Bab 25

162 26 5
                                    

Saat festival,
Aku melihat api.
Oh, jangan lagi...

"TIDAKKAH INI BERBANDING terbalik dari isi ramalan?" Tanya Freya yang sedang menyantap daging tusuknya. Sedari tadi, ia dan Stevan sudah berkeliling. Bahkan mereka menyempatkan diri untuk membeli jajan di kios makanan.

"Terlihat seperti itu ya? Menurutku, festival ini justru diadakan untuk menghibur mereka." Jawab Stevan. "Kau tahu, alokasi dana dari acara ini semuanya ditanggung kerajaan. Mereka bahkan sengaja membagikan keping perunggu kepada rakyat, khusus untuk dipakai saat festival berlangsung." Lanjut pemuda itu.

  "Agar uang berputar. Aku mengerti." Angguk Freya, paham. "Dan itu diadakan di seluruh wilayah?"

  "Iya. Seluruh wilayah Roxannia." Jawab Stevan lagi.

  Freya tidak mengerti bagaimana cara Royal Family mengatur anggaran dana untuk festival ini, sementara pesta yang sudah disiapkan berbulan-bulan saja hancur berantakan di hari pertama. Sebetulnya, memikirkan hal tersebut bukanlah urusan Freya. Jadi ia pun memilih untuk tak acuh.
Selama rakyat senang, itu tidak masalah. Begitu batin Freya.

  "Lalu, benarkah soal kekeringan itu?" Lagi-lagi Freya mengajukan pertanyaan.

  "Benar. Lahan pertanian dan perkebunan rakyat tidak subur tanpa penyebab yang jelas. Maksudku, hama atau semacamnya. Tidak ada tanda-tanda seperti itu, kalau jawaban yang kau inginkan lebih merujuk ke ilmiah."

  "Hmm," Freya memasang wajah serius. "Lantas, bagaimana cara kalian bertahan hidup selama ini? Bagaimana cara kalian memproduksi pangan untuk kebutuhan sehari-hari?"

  "Impor."

Freya hampir tersedak. Memang sih, kalau sudah begini, jalan pintasnya hanyalah mengimpor bahan pangan. Dengan catatan, ekspor barang harus dapat mengimbanginya. Kalau tidak begitu, jelas sekali Roxannia berada dalam ancaman besar. Apalagi jika sampai kerajaan ini terlilit hutang.
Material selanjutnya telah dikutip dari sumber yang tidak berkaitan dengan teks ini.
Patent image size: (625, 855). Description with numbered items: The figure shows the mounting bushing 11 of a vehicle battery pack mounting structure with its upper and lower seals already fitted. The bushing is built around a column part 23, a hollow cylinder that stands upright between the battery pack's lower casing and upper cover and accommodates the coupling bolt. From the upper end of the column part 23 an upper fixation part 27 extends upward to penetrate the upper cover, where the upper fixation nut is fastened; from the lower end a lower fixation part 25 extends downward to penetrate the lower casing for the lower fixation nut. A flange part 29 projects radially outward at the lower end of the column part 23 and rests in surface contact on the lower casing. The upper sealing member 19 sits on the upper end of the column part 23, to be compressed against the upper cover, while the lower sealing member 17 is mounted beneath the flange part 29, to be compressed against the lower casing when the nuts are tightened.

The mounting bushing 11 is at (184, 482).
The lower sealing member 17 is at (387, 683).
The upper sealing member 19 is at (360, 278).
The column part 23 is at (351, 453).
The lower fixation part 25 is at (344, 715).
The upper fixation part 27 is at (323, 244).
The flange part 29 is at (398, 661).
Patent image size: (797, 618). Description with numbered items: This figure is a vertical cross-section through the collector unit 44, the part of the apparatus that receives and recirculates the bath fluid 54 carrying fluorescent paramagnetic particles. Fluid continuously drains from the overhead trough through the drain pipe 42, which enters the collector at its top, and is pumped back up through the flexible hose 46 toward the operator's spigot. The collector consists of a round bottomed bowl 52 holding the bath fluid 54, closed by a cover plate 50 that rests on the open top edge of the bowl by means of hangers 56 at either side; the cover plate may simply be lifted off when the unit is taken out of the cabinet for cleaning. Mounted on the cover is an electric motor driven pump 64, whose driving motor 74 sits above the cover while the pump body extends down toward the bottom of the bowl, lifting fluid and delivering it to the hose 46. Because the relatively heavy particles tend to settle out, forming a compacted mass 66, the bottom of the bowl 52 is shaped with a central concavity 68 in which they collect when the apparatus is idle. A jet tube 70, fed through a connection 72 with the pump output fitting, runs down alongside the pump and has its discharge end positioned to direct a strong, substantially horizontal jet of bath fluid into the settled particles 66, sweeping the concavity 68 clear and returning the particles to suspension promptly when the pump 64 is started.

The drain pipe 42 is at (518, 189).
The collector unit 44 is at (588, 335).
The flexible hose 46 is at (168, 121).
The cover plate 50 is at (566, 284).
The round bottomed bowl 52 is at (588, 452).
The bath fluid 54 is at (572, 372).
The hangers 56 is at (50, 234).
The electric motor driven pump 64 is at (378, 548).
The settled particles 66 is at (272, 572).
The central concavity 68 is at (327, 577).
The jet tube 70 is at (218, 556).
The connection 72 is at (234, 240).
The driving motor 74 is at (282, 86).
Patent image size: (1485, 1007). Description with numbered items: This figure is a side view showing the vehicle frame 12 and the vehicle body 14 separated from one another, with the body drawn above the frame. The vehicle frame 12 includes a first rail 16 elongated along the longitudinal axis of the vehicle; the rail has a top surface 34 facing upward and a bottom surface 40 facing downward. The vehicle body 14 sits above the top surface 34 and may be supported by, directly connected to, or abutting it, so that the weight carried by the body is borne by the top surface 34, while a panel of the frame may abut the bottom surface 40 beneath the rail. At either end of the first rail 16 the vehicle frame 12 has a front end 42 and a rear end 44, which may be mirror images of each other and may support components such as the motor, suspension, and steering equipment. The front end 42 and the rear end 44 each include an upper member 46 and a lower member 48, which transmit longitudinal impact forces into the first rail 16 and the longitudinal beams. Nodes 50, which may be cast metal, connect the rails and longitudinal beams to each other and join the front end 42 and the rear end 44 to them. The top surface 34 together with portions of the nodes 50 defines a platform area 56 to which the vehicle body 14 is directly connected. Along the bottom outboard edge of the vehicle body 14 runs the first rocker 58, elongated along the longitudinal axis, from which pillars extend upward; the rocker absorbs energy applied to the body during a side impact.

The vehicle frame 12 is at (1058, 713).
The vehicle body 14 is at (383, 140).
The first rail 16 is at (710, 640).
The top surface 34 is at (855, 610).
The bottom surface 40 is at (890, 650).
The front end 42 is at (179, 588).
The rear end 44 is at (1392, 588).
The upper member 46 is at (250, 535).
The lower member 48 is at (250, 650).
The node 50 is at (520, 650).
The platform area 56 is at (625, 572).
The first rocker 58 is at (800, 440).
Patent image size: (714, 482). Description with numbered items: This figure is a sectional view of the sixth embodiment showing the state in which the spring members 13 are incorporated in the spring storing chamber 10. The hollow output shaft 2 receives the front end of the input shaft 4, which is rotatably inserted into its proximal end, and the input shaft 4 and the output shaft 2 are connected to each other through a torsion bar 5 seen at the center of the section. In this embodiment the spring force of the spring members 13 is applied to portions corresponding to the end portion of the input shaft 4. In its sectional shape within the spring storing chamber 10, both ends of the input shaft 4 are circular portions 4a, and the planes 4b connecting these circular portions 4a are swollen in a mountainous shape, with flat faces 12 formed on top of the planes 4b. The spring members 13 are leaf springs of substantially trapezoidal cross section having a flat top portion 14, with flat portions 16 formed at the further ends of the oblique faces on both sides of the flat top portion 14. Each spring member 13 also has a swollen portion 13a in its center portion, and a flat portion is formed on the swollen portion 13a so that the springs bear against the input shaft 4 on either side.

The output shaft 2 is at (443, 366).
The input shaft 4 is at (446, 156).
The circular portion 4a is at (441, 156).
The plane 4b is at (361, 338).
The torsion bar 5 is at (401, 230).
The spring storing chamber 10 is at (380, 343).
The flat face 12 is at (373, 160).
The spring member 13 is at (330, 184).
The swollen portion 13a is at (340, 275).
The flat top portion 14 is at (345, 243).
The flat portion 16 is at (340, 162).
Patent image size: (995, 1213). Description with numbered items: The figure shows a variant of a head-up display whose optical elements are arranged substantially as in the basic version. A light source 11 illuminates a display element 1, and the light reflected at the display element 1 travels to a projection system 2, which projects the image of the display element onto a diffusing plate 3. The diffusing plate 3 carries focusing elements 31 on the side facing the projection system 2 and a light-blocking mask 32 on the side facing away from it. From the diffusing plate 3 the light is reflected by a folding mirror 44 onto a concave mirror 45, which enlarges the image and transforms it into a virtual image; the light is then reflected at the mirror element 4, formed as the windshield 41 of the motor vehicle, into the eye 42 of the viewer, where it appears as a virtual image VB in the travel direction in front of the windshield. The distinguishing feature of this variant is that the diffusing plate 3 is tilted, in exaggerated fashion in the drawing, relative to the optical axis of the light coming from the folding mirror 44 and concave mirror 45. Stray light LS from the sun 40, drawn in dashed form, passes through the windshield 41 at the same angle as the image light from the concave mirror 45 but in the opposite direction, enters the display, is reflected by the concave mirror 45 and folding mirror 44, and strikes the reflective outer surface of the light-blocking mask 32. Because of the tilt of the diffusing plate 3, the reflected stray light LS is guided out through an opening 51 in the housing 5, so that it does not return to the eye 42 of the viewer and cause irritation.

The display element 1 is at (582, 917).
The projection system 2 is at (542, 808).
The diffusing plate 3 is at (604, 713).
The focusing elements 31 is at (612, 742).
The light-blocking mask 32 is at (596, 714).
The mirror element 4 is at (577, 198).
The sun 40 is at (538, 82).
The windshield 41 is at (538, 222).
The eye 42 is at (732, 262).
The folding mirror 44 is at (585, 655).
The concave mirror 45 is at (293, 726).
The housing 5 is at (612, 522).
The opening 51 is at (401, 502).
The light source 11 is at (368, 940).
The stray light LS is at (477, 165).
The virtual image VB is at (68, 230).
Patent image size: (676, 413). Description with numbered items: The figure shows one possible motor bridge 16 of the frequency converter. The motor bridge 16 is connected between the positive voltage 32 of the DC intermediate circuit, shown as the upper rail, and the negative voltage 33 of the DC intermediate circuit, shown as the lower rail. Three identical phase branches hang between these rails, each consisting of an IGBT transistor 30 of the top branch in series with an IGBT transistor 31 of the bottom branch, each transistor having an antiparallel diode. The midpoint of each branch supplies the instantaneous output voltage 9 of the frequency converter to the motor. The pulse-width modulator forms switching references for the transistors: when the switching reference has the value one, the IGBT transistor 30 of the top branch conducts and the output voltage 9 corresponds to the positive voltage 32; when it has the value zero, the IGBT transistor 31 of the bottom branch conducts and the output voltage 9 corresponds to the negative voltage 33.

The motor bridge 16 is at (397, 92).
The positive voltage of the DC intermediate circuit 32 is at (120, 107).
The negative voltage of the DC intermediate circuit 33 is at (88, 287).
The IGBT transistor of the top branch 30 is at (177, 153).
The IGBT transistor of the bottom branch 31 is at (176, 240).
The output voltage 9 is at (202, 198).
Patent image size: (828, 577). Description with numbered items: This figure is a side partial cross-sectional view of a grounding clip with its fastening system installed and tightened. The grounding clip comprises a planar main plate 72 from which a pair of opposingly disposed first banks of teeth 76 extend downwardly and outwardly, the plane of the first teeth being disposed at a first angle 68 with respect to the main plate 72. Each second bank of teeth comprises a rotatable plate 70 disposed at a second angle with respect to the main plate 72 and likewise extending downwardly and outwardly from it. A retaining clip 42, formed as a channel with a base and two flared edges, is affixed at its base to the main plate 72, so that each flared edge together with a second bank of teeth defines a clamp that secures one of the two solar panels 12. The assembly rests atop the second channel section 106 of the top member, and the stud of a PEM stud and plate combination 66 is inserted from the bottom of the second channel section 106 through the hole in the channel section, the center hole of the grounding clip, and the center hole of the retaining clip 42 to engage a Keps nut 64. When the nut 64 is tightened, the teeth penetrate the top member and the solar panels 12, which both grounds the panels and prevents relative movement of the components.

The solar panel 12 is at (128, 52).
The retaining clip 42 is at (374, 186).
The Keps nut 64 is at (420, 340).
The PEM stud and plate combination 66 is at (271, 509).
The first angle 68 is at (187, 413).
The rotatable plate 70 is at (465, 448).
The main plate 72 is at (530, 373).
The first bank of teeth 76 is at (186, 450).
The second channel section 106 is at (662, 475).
Mengerikan.

"Bisa-bisanya para petinggi negeri membiarkan hal ini!" Komentar Freya.

Stevan menghela nafas.
"Mau bagaimana lagi? Mereka mempercayai petaka ini sebagai kutukan Dewa. Tidak ada penyelesaian lain selain kau yang dipaksa untuk segera menuntuaskan misi Sòls."

"Pemikiran mereka sungguh primitif." Tukas gadis itu tanpa merasa bersalah.
Kalau begitu, agendaku selanjutnya adalah survey lapangan ke lahan tani dan perkebunan.
Renung Freya.

  Di tengah lamunannya, tiba-tiba terdengar teriakan warga. Satu dua dari mereka mulai panik. Dan tak lama, mereka berhamburan melarikan diri dari sesuatu.

  Freya dan Stevan terdorong.
"Ada apa?!" Seru Stevan pada salah seorang warga.

  "KEBAKARAN! KEBAKARAN! LARI!" Raung orang itu.

Alih-alih menyelamatkan diri, mereka justru melawan arus kerumunan. Freya dan Stevan bermaksud mendekati sumber api.

"Kalau lagi-lagi itu mereka, segera teleportasi!" Stevan memberikan kelereng berpendar pada Freya. Sayangnya, Freya menolak untuk menerima batu itu.

"Tidak mau! Aku akan ikut bersamamu!"

  Tidak ada waktu untuk berdebat, Stevan pun terpaksa meng-iya-kannya.

Sesampainya mereka di kobaran api, rupanya kebakaran itu berasal dari salah satu kios makanan. Meski begitu, keadaan tetaplah gawat. Api mulai merambat ke kios-kios lain.

Stevan menggigit bibir. Ia bisa saja memanggil hujan, sekarang. Tapi tindakan itu terlalu kentara dan riskan. Orang-orang tidak akan mempercayai hal itu sebagai mukjizat, melainkan malapetaka. Sebab, hujan akan memancing kecurigaan bahwa diantara mereka ada seorang penyihir yang berkeliaran di kota.